A commonly applied definition of tissue engineering, as stated by Langer and Vacanti, is "an interdisciplinary field that applies the principles of engineering and life sciences toward the development of biological substitutes that restore, maintain, or improve tissue function or a whole organ". Tissue engineering has also been defined as "understanding the principles of tissue growth, and applying this to produce functional replacement tissue for clinical use." A further description goes on to say that an "underlying supposition of tissue engineering is that the employment of natural biology of the system will allow for greater success in developing therapeutic strategies aimed at the replacement, repair, maintenance, and/or enhancement of tissue function.
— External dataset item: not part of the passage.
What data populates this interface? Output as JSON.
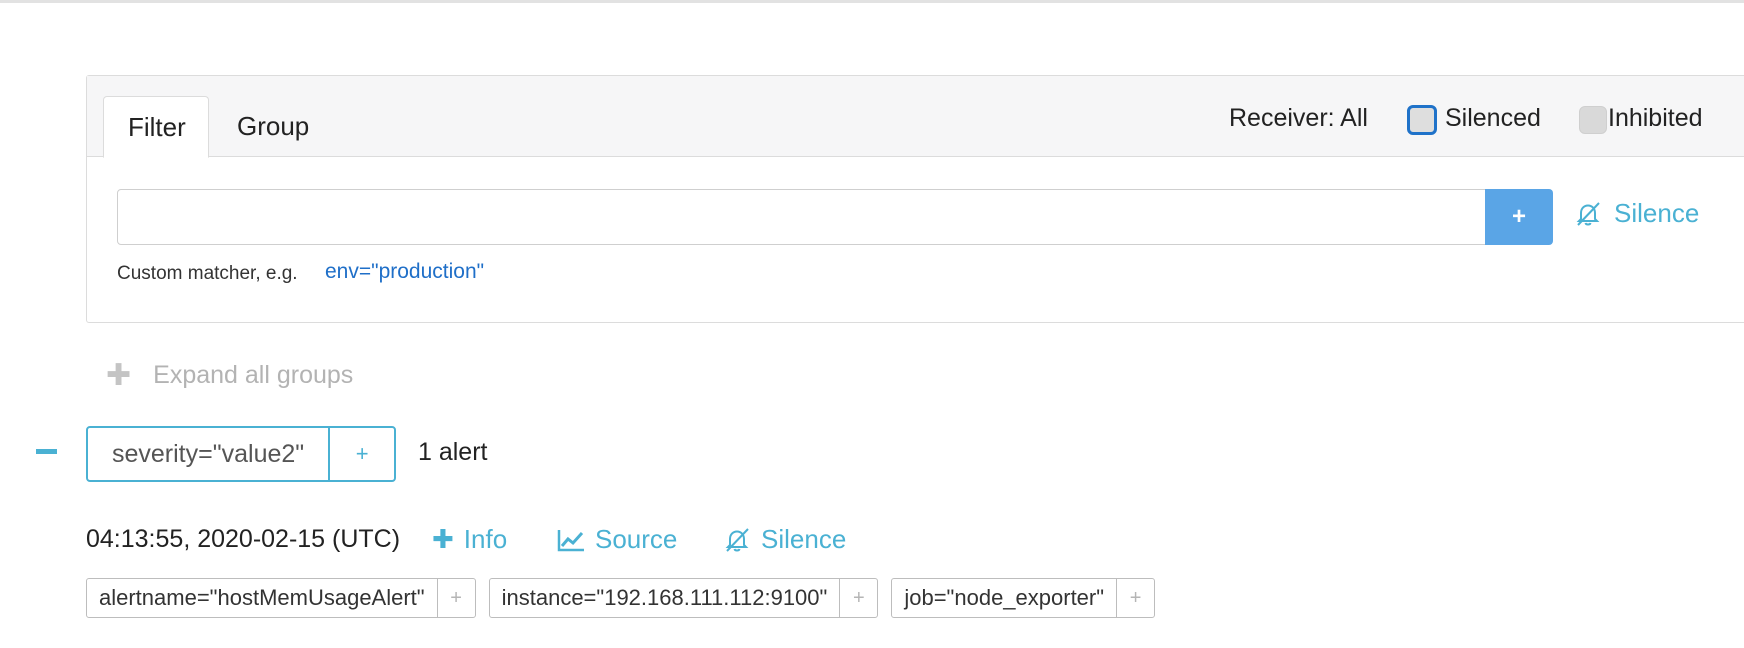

Powerful recent developments in the multidisciplinary field of tissue engineering have yielded a novel set of tissue replacement parts and implementation strategies. Scientific advances in biomaterials, stem cells, growth and differentiation factors, and biomimetic environments have created unique opportunities to fabricate tissues in the laboratory from combinations of engineered extracellular matrices ("scaffolds"), cells, and biologically active molecules. Among the major challenges now facing tissue engineering is the need for more complex functionality, as well as both functional and biomechanical stability in laboratory-grown tissues destined for transplantation. The continued success of tissue engineering, and the eventual development of true human replacement parts, will grow from the convergence of engineering and basic research advances in tissue, matrix, growth factor, stem cell, and developmental biology, as well as materials science and bioinformatics.